24. Avoid simple carbohydrates and simple sugars. Remember that carbohydrates were meant to be complex. Simple sugars in food are absorbed quickly in the intestine and increase the amount of sugar in the blood for at least one to two hours. A high concentration of sugar in the blood eradicates the natural protective control your body has over the usual, everyday variations in blood pressure. High blood-sugar levels also increase triglyceride levels in the blood.
What about honey and natural sugars? Unfortunately, these are not healthy substitutes for white sugar. So avoid foods that are laden with carbohydrates from brown sugar, corn sweetener, dextrose, fructose (high fructose corn sweetener), glucose, corn syrup, honey, invert sugar, lactose, maltose, malt syrup, molasses, raw sugar, sucrose, syrup, and table sugar.
25. Drink alcohol in moderation. Women benefit from one drink a day; men, from one or two. Avoid making this choice if you or your family are at risk of alcohol or drug abuse.
26. Drink lots of water. Drink a glass of water between every glass of wine or other alcoholic drink you have. Also, at food events, carry a glass of water in one hand.
27. Take the right vitamins and minerals twice a day and avoid the wrong ones.

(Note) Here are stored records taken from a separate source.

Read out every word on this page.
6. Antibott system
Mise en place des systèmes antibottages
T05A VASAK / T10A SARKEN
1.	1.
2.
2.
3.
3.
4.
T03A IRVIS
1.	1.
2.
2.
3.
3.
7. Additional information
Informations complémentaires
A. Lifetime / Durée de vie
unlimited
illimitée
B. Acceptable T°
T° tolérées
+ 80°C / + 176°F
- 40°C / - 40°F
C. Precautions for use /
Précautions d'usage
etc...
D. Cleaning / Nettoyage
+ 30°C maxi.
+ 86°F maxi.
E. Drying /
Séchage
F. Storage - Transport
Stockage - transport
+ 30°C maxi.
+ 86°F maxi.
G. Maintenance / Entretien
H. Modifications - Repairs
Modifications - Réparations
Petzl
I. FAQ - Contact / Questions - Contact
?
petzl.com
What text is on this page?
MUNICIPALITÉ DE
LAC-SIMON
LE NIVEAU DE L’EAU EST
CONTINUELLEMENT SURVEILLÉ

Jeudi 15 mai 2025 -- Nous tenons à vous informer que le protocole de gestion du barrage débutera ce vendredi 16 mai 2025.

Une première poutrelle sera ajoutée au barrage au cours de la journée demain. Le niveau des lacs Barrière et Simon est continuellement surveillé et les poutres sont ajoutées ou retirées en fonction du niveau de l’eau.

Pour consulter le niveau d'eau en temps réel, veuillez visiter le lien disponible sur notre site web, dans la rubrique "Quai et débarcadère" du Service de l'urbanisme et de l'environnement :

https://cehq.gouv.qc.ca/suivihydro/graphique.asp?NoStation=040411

See Chapter 12 of this book to find what vitamins you should consider taking and in what amounts.
RealAge Kitchen Recipes
Included in this book are delicious RealAge recipes I know you’ll enjoy. Each recipe carries with it a RealAge effect. I tell you how much younger (or older) enjoying each recipe twelve times a year will make you. For example, enjoying Barbecued Red Snapper with Spicy Red Beans and Rice twelve times a year will make you 11.4 days younger. Although these calculations are approximations, they clearly provide a direction and magnitude of health effect for each recipe. In addition, each recipe was selected for great taste and ease of preparation, and all were tested repeatedly by several amateur and professional chefs for ease of cooking and for taste ratings from multiple audiences. Think of these recipes, and of your new, healthy lifestyle, as a giant menu of possibilities: a menu of choices for growing younger and staying young. Think of it as a menu for a lifetime—a long and healthy lifetime—of great-tasting foods.
In Cooking the RealAge Way I also address simple cooking and healthy eating as a joyful lifestyle, full of the pleasures of creative cooking; the blessing of sharing sensuous, delicious foods and a glass of fine wine with loved ones; and the relief and relaxation of stress-free time spent in a well-stocked, well-equipped kitchen.